The other thing that softened my indignation was that a lot of what I would get upset about was almost always about an interpretation rather than a factual error. If somebody says, “The Declaration was signed in 1777,” then somebody needs to correct that because it’s a factual error. But trying to make sense of the past in light of the present is such an important part of American political culture, [and] it isn’t necessarily the historian’s place to try to dictate what meanings people should take from the past. 

It’s one thing to say, “Here’s my book, here’s my interpretation of the coming of the American revolution.” It’s another thing to say, “This is the only possible correct interpretation.” And no historian should think that because historiography moves so fast—books that were written 30–40 years ago are not read anymore and they’re superseded. My book won’t be read in 20 years or 30 years. So there’s no real cause for any kind of certainty in your historical interpretation. 

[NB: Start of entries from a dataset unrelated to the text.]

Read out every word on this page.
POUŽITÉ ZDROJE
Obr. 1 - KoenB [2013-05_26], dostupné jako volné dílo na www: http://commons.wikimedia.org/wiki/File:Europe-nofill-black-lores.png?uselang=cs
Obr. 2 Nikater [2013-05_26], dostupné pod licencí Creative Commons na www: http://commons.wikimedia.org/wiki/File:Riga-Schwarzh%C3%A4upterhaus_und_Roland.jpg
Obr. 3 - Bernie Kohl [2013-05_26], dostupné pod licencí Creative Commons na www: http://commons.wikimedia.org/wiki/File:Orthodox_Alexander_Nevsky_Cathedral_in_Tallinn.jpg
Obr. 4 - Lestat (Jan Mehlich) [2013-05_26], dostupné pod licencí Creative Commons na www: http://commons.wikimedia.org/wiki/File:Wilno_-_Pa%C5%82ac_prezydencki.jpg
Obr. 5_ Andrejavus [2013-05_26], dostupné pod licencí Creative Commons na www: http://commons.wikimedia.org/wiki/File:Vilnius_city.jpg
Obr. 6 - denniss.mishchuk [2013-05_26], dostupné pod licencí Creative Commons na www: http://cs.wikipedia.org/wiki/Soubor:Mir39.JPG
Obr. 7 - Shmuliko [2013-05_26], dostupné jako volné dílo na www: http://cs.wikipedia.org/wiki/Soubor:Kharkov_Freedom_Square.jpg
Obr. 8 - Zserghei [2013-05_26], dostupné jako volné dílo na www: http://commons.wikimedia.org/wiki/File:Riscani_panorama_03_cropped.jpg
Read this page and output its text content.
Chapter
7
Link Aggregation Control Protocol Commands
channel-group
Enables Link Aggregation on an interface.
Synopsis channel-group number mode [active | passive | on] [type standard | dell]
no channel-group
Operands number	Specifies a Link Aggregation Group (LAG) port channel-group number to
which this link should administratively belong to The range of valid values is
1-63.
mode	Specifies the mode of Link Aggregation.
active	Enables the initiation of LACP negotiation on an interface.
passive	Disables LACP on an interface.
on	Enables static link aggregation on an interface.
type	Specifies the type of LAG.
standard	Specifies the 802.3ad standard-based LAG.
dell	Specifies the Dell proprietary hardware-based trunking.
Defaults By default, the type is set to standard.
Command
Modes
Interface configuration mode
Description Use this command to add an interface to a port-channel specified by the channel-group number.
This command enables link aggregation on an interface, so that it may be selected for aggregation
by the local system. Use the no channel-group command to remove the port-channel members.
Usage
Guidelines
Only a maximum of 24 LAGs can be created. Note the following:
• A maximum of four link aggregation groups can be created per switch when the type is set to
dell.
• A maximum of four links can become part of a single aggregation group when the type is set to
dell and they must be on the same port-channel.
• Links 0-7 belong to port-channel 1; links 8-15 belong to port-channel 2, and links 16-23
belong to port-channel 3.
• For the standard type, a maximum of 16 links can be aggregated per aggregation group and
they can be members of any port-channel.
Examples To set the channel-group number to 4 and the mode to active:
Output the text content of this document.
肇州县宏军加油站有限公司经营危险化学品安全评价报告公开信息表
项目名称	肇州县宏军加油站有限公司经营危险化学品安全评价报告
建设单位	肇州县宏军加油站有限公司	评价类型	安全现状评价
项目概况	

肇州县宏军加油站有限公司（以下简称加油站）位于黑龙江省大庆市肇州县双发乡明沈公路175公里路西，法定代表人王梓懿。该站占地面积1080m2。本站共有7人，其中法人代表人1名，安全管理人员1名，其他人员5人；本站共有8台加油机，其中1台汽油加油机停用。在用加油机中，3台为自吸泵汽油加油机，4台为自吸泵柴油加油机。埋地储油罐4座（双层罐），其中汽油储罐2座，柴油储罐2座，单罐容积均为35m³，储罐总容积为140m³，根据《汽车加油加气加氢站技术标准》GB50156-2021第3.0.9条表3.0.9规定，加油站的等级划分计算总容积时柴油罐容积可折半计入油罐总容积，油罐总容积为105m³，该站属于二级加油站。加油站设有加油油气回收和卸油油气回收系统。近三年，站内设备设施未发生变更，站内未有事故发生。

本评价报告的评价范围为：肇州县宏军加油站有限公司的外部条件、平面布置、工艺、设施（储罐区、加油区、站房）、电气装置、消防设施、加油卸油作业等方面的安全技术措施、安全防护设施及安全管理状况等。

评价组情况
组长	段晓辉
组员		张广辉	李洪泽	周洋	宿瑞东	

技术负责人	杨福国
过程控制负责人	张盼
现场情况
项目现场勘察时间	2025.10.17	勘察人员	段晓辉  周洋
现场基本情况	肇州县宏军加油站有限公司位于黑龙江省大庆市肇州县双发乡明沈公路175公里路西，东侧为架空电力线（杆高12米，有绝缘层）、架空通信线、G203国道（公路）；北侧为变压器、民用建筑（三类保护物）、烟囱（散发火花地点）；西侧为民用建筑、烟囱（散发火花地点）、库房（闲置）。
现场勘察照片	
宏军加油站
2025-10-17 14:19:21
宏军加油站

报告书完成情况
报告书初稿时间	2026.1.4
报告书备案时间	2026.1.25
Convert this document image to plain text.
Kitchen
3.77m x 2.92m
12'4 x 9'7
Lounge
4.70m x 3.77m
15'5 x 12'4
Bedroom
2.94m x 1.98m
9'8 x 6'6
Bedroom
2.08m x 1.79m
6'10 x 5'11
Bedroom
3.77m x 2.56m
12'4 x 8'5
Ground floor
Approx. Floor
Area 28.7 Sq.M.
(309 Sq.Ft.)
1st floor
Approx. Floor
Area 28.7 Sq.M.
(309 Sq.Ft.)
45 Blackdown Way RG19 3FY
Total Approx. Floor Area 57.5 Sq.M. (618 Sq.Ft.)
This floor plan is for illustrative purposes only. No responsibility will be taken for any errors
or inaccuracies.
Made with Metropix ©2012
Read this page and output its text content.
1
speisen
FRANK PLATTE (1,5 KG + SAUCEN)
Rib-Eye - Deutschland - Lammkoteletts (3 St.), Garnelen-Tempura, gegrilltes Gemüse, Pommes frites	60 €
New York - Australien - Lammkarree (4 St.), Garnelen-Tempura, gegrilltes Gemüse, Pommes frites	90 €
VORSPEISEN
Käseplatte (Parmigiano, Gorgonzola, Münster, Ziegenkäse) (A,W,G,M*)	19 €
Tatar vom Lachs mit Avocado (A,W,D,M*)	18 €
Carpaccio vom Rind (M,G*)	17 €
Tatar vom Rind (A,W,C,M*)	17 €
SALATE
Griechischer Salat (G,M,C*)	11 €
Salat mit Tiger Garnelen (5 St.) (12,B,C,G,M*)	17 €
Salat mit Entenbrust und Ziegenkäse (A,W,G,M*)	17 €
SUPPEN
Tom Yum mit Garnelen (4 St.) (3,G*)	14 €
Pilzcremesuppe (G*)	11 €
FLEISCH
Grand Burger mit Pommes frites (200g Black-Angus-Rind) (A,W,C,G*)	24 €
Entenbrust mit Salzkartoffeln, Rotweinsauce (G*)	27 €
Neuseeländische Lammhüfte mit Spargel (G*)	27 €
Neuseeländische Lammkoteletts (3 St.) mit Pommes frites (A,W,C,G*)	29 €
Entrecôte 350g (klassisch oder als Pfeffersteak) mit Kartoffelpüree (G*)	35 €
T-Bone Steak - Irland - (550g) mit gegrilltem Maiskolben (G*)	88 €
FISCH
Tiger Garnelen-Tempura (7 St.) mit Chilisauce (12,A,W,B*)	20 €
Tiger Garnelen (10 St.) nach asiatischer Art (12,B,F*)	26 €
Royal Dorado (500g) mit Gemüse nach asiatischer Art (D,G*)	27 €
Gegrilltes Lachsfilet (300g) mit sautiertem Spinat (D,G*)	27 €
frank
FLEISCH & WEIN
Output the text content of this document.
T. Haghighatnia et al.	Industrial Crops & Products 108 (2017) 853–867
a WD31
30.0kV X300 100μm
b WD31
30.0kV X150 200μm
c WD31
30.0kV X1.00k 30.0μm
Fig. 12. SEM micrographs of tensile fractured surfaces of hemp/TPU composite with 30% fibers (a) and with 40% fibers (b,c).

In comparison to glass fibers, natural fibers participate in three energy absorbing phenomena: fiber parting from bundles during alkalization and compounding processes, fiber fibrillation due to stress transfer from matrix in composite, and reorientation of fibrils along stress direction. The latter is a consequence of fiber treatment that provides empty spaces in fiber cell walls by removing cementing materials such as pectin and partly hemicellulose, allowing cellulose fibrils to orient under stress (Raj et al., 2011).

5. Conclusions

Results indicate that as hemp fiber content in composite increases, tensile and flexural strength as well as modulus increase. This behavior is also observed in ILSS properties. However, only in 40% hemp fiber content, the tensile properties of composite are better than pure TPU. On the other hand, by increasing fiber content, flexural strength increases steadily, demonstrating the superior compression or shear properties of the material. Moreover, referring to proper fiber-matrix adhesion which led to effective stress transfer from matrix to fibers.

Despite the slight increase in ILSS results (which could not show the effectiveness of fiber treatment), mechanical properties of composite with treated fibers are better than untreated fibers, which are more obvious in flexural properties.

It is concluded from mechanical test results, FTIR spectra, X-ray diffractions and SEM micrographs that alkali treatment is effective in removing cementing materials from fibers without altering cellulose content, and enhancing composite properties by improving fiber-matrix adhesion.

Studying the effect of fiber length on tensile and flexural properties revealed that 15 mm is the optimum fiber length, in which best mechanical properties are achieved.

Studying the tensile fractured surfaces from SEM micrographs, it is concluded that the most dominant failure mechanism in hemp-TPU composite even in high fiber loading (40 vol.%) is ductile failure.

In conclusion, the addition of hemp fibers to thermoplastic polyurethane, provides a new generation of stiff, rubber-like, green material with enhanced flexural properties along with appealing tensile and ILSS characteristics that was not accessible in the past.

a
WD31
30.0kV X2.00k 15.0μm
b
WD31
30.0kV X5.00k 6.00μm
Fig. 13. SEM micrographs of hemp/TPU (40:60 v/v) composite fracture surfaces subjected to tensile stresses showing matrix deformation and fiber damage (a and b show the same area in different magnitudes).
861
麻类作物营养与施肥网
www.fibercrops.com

But what is the meaning that people are supposed to take from a certain interpretation of the Revolution? I increasingly think that it’s not my place as a historian to tell people, “This is the meaning of the American Revolution,” or, “This is the meaning of whatever part of American history.” That’s for them to decide as citizens of the United States. People are going to come up with meanings that I don’t agree with or that I think might be wrong, but there’s lots of room for persuasion there, and we should approach that with a bit of humility.

MP: What do you want your readers to come away with after reading Past and Prologue?

MDH: First, I want people to realize that the past is subjective, not an objective thing. We turn the past into history by interpreting and attaching meaning to it. Then, I want people to realize that this process of rethinking the past—what the past means—is a fundamental part of our political culture, and has been since the founding of the nation.

Once you realize that American history was, at some point itself, constructed, then it should be easier to come to grips with the idea that how we think about the past changes over time and is different for different people. And there’s nothing wrong with that. 

There’s a very famous essay from the 1940s by Carl L. Becker, presented at the American Historical Association called, with a lack of gender sensitivity, “Every Man His Own Historian,” where he tried to make that point by saying: “Everyday people act and use the skillset of historians to navigate their daily lives.” How do you know when it’s time to do laundry? Because you recall the history of the last time that you did laundry. That’s not meant to downplay the importance of expertise or of specialization. Just because everybody is a historian or everybody comes up with their own meanings doesn’t mean that they’re all equally valid. Expertise can be overvalued, but it still has its place and value because the past is an important part of how we try to make sense out of the present. 

Max Pierce is a recent Historical Studies graduate from The New School for Social Research.

Michael D. Hattem is a historian of early America and the Associate Director of the Yale-New Haven Teachers Institute.